Bottom line, while I understand and sympathize with the argument that we shouldn't be spending money we don't have on relief, I also note that the reason we need relief is a direct result of the American government warring against American businesses. So if we are going to have relief in the form of make-believe "money", doesn't it stand to reason it should be directed to, oh I don't know, Americans? Not a nickel should go to foreign nations, especially not prosperous nations like Israel.
Last night Trump
threatened to veto the whole thing and demanded payments to Americans be raised to $2000 and the pork be eliminated.
"The bill also allows stimulus checks for the family members of illegal aliens, allowing them to get up $1,800 each," the president says. "This is far more than the Americans are given.
"Despite all of this wasteful spending, and much more, the $900 billion package provides hard-working taxpayers with only $600 each in relief payments and not enough money is given to small businesses -- and in particular restaurants, whose owners have suffered so grievously."
Rightly so although he didn't mention the money for Israel.
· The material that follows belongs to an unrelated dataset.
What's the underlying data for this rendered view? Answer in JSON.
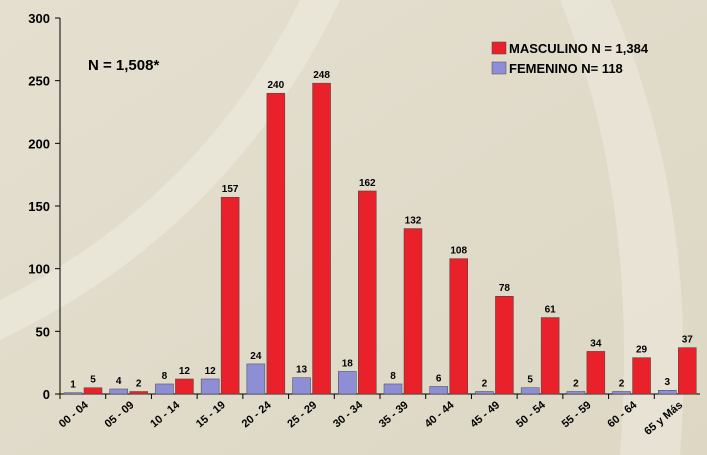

Weird.
His call for larger payments was applauded by some of his harshest critics like wizened old bat Nancy Pelosi, retired tavern wench Alexandria Ocasio-Cortez and three house owning commie Bernie Sanders, as well as Republican Senator Josh Hawley.
If we are going to have another bill, it should include zero dollars in payments to government agencies and zero dollars to foreign nations. Better yet it should suspend all foreign aid payments indefinitely until the "pandemic" is over. America shouldn't be sending money to other countries in the first place and definitely not when so many Americans are on the brink of financial ruin.
We will see what happens but there is growing anger over this bill and perhaps for once Congress will listen.